The problem with strawmanning and steelmanning isn't a matter of degree, and I don't think goldilocks can be found in that dimension at all. If you find yourself asking "how charitable should I be in my interpretation?" I think you've already made a mistake.

Instead, I'd like to propose a fourth category. Let's call it.. uhh.. the "blindman"! ^^

The blindman interpretation is to forget you're talking to a person, stop caring about whether they're correct, and just try your best to extract anything usefwl from what they're saying.^[1] If your inner monologue goes "I agree/disagree with that for reasons XYZ," that mindset is great for debating or if you're trying to teach, but it's a distraction if you're purely aiming to learn. If I say "1+1=3" right now, it has no effect wrt what you learn from the rest of this comment, so do your best to forget I said it.

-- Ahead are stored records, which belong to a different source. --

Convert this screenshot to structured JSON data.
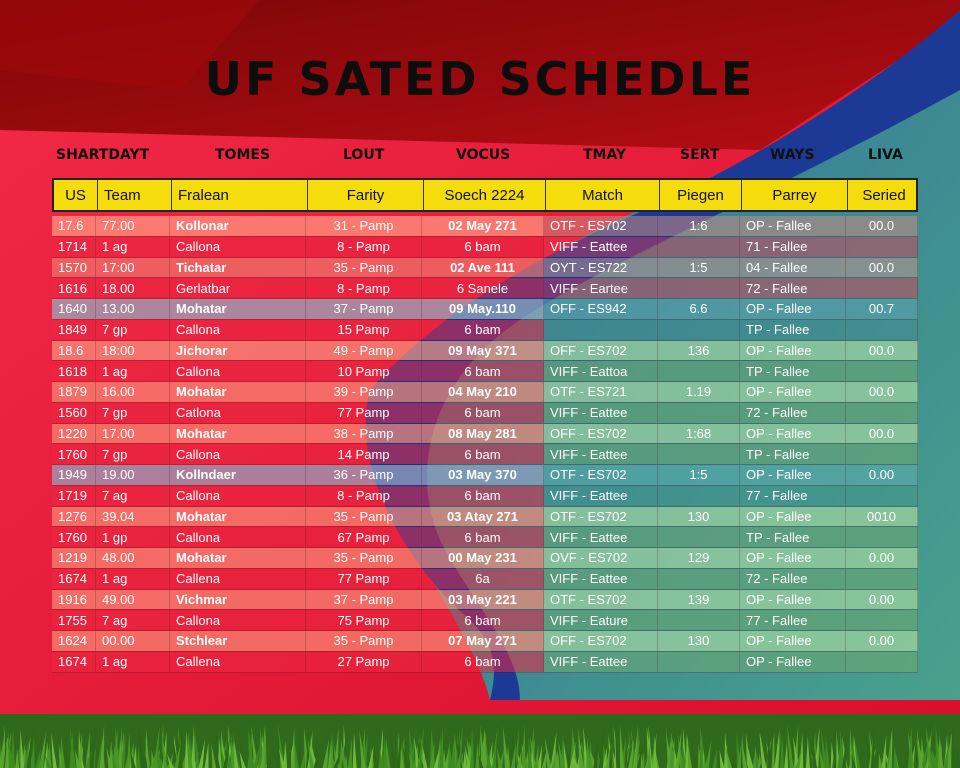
{
  "title": "UF SATED SCHEDLE",
  "top_labels": [
    "SHARTDAYT",
    "TOMES",
    "LOUT",
    "VOCUS",
    "TMAY",
    "SERT",
    "WAYS",
    "LIVA"
  ],
  "columns": [
    "US",
    "Team",
    "Fralean",
    "Farity",
    "Soech 2224",
    "Match",
    "Piegen",
    "Parrey",
    "Seried"
  ],
  "rows": [
    {
      "a": [
        "17.6",
        "77.00",
        "Kollonar",
        "31 - Pamp",
        "02 May 271",
        "OTF - ES702",
        "1:6",
        "OP - Fallee",
        "00.0"
      ],
      "b": [
        "1714",
        "1 ag",
        "Callona",
        "8 - Pamp",
        "6 bam",
        "VIFF - Eattee",
        "",
        "71 - Fallee",
        ""
      ]
    },
    {
      "a": [
        "1570",
        "17:00",
        "Tichatar",
        "35 - Pamp",
        "02 Ave 111",
        "OYT - ES722",
        "1:5",
        "04 - Fallee",
        "00.0"
      ],
      "b": [
        "1616",
        "18.00",
        "Gerlatbar",
        "8 - Pamp",
        "6 Sanele",
        "VIFF - Eartee",
        "",
        "72 - Fallee",
        ""
      ]
    },
    {
      "a": [
        "1640",
        "13.00",
        "Mohatar",
        "37 - Pamp",
        "09 May.110",
        "OFF - ES942",
        "6.6",
        "OP - Fallee",
        "00.7"
      ],
      "b": [
        "1849",
        "7 gp",
        "Callona",
        "15 Pamp",
        "6 bam",
        "",
        "",
        "TP - Fallee",
        ""
      ]
    },
    {
      "a": [
        "18.6",
        "18:00",
        "Jichorar",
        "49 - Pamp",
        "09 May 371",
        "OFF - ES702",
        "136",
        "OP - Fallee",
        "00.0"
      ],
      "b": [
        "1618",
        "1 ag",
        "Callona",
        "10 Pamp",
        "6 bam",
        "VIFF - Eattoa",
        "",
        "TP - Fallee",
        ""
      ]
    },
    {
      "a": [
        "1879",
        "16.00",
        "Mohatar",
        "39 - Pamp",
        "04 May 210",
        "OTF - ES721",
        "1.19",
        "OP - Fallee",
        "00.0"
      ],
      "b": [
        "1560",
        "7 gp",
        "Catlona",
        "77 Pamp",
        "6 bam",
        "VIFF - Eattee",
        "",
        "72 - Fallee",
        ""
      ]
    },
    {
      "a": [
        "1220",
        "17.00",
        "Mohatar",
        "38 - Pamp",
        "08 May 281",
        "OFF - ES702",
        "1:68",
        "OP - Fallee",
        "00.0"
      ],
      "b": [
        "1760",
        "7 gp",
        "Callona",
        "14 Pamp",
        "6 bam",
        "VIFF - Eattee",
        "",
        "TP - Fallee",
        ""
      ]
    },
    {
      "a": [
        "1949",
        "19.00",
        "Kollndaer",
        "36 - Pamp",
        "03 May 370",
        "OTF - ES702",
        "1:5",
        "OP - Fallee",
        "0.00"
      ],
      "b": [
        "1719",
        "7 ag",
        "Callona",
        "8 - Pamp",
        "6 bam",
        "VIFF - Eattee",
        "",
        "77 - Fallee",
        ""
      ]
    },
    {
      "a": [
        "1276",
        "39.04",
        "Mohatar",
        "35 - Pamp",
        "03 Atay 271",
        "OTF - ES702",
        "130",
        "OP - Fallee",
        "0010"
      ],
      "b": [
        "1760",
        "1 gp",
        "Callona",
        "67 Pamp",
        "6 bam",
        "VIFF - Eattee",
        "",
        "TP - Fallee",
        ""
      ]
    },
    {
      "a": [
        "1219",
        "48.00",
        "Mohatar",
        "35 - Pamp",
        "00 May 231",
        "OVF - ES702",
        "129",
        "OP - Fallee",
        "0.00"
      ],
      "b": [
        "1674",
        "1 ag",
        "Callena",
        "77 Pamp",
        "6a",
        "VIFF - Eattee",
        "",
        "72 - Fallee",
        ""
      ]
    },
    {
      "a": [
        "1916",
        "49.00",
        "Vichmar",
        "37 - Pamp",
        "03 May 221",
        "OTF - ES702",
        "139",
        "OP - Fallee",
        "0.00"
      ],
      "b": [
        "1755",
        "7 ag",
        "Callona",
        "75 Pamp",
        "6 bam",
        "VIFF - Eature",
        "",
        "77 - Fallee",
        ""
      ]
    },
    {
      "a": [
        "1624",
        "00.00",
        "Stchlear",
        "35 - Pamp",
        "07 May 271",
        "OFF - ES702",
        "130",
        "OP - Fallee",
        "0.00"
      ],
      "b": [
        "1674",
        "1 ag",
        "Callena",
        "27 Pamp",
        "6 bam",
        "VIFF - Eattee",
        "",
        "OP - Fallee",
        ""
      ]
    }
  ],
  "colors": {
    "header_yellow": "#f5dc0c",
    "background_red": "#e5193a",
    "dark_red": "#8a0a0c",
    "wave_blue": "#1f3c96",
    "teal": "#3e8d87",
    "grass": "#4a8d2a"
  }
}
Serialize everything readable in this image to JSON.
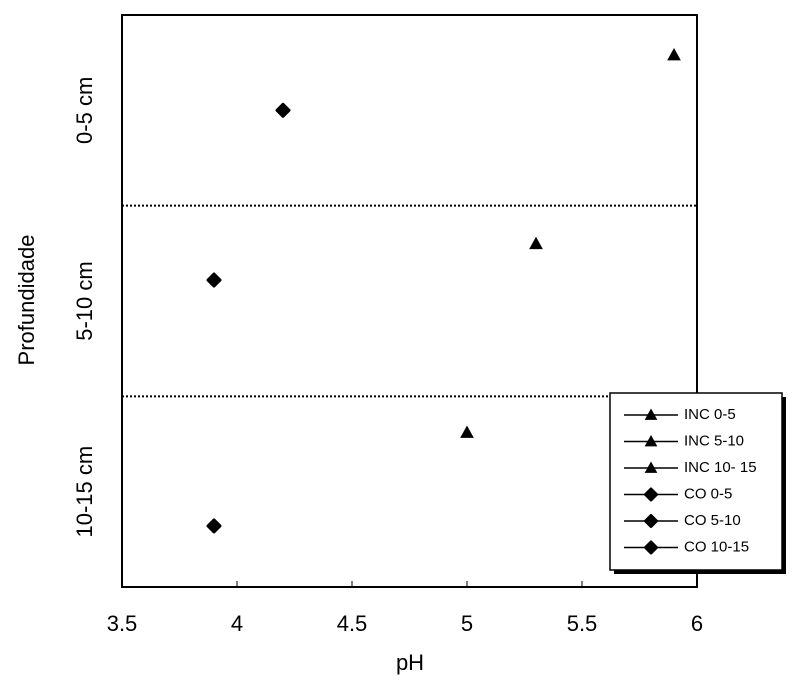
{
  "chart_data": {
    "type": "scatter",
    "x_label": "pH",
    "y_label": "Profundidade",
    "categories": [
      "0-5 cm",
      "5-10 cm",
      "10-15 cm"
    ],
    "xlim": [
      3.5,
      6
    ],
    "xticks": [
      3.5,
      4,
      4.5,
      5,
      5.5,
      6
    ],
    "legend": "bottom-right",
    "series": [
      {
        "name": "INC 0-5",
        "color": "#000000",
        "marker": "triangle",
        "values": [
          5.9,
          null,
          null
        ]
      },
      {
        "name": "INC 5-10",
        "color": "#000000",
        "marker": "triangle",
        "values": [
          null,
          5.3,
          null
        ]
      },
      {
        "name": "INC 10- 15",
        "color": "#000000",
        "marker": "triangle",
        "values": [
          null,
          null,
          5.0
        ]
      },
      {
        "name": "CO 0-5",
        "color": "#000000",
        "marker": "diamond",
        "values": [
          4.2,
          null,
          null
        ]
      },
      {
        "name": "CO 5-10",
        "color": "#000000",
        "marker": "diamond",
        "values": [
          null,
          3.9,
          null
        ]
      },
      {
        "name": "CO 10-15",
        "color": "#000000",
        "marker": "diamond",
        "values": [
          null,
          null,
          3.9
        ]
      }
    ]
  }
}
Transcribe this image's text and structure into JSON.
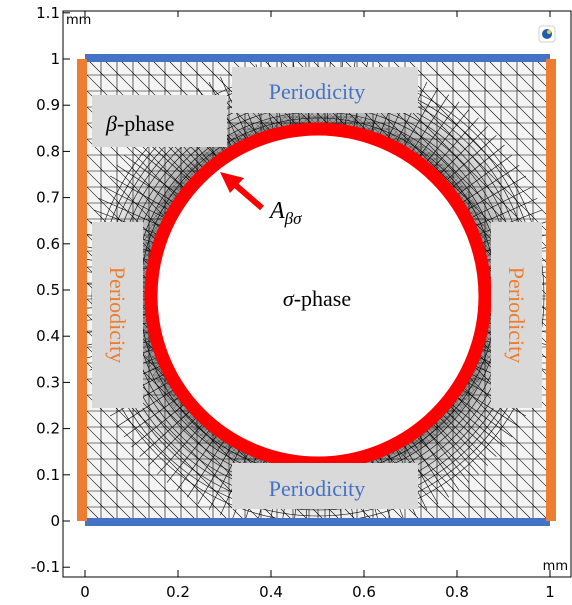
{
  "axes": {
    "x_unit": "mm",
    "y_unit": "mm",
    "x_ticks": [
      "0",
      "0.2",
      "0.4",
      "0.6",
      "0.8",
      "1"
    ],
    "y_ticks": [
      "-0.1",
      "0",
      "0.1",
      "0.2",
      "0.3",
      "0.4",
      "0.5",
      "0.6",
      "0.7",
      "0.8",
      "0.9",
      "1",
      "1.1"
    ]
  },
  "labels": {
    "periodicity_top": "Periodicity",
    "periodicity_bottom": "Periodicity",
    "periodicity_left": "Periodicity",
    "periodicity_right": "Periodicity",
    "beta_symbol": "β",
    "beta_suffix": "-phase",
    "sigma_symbol": "σ",
    "sigma_suffix": "-phase",
    "interface_symbol": "A",
    "interface_subscript": "βσ"
  },
  "colors": {
    "periodicity_horizontal": "#4472c4",
    "periodicity_vertical": "#ed7d31",
    "interface": "#ff0000",
    "label_box": "#d9d9d9",
    "mesh": "#000000"
  },
  "icons": {
    "corner": "comsol-logo-icon"
  }
}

For example, when I skimmed the post "agentic mess", I learned something I thought was exceptionally important, even though I didn't actually read enough to understand what they believe. It was the framing of the question that got me thinking in ways I hadn't before, so I gave them a strong upvote because that's my policy for posts that cause me to learn something I deem important--however that learning comes about.

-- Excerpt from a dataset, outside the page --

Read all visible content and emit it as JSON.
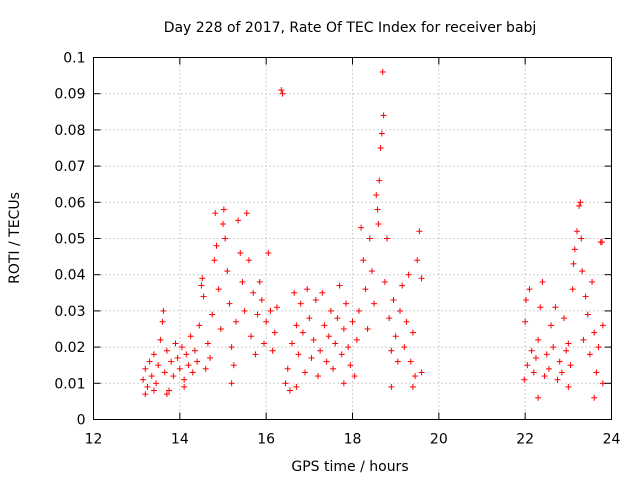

Likewise, when I scrolled through a different post, I found a single sentence^[2] that made me realise something I thought was profound. I actually disagree with the main thesis of the post, but my policy is insensitive to such trivial matters, so I gave it a strong upvote. I don't really care what they think or what I agree with, what I care about is learning something.

^{^}
"What they believe is tangential to how the patterns behave in your own models, and all that matters is finding patterns that work."
From a comment on reading to understand vs reading to defer/argue/teach.
^{^}
"The Waluigi Effect: After you train an LLM to satisfy a desirable property , then it's easier to elicit the chatbot into satisfying the exact opposite of property $P$ ."

Jack LewarsJun 15 20233

You might enjoy the book 'Thanks for the Feedback', which basically emphasises this point a lot.

NickLaingJun 10 20232

Thanks I really like this, and would appreciate some examples so I can get my head around this. It might be hard without being uncharitable, but I struggle to think of concrete examples at thte moment.

Jack LewarsJun 15 202321

I guess any of the following might be examples (emphasis on might):

it seems bad to buy expensive historic buildings, which don't seem fit-for-purpose for the proposed use case and have really high running costs - but the people involved are really smart, so...
it seems bad to fly people to the Bahamas to do coworking and collaboration, and like this is being driven by a billionaire's desire for company and personal convenience. It seems like this wouldn't be the method you would choose if you were starting from a point of maximising impact and cost-effectiveness - but the people seem really smart
it seems bad that the largest recipients of funding from the FTX Future Fund are organisations where one of the FTX grantmakers sits on their Board, but...
it seems very very very bad to say you would take the bet every time, if someone told you that there was a 51% chance that you'd double the universe and a 49% chance that you'd destroy it, but...

I'm not sure if people did defer to these arguments because of the people making them rather than a sincere belief that they are good, but it seems at least possible (especially the last one).

NickLaingJun 15 20233

Fantastic examples, I understand it better now

And 100% agree with you that I assessed all of those examples above and was bewildered that so many people seemed to defend them, often based on the fact that "smart and good people" had made the decision

Nice one

MichaelPlantJun 15 20232

Or, senior AI researcher says that AI poses no risk because it's years away. This doesn't really make sense - what will happen in a few years? But he does seem smart and work for a prestigious tech company, so...

Benny SmithJun 12 20231

Thanks for writing this! Seems useful to have a term for excessive charitability. Being able to point at it succinctly might help mitigate information cascades.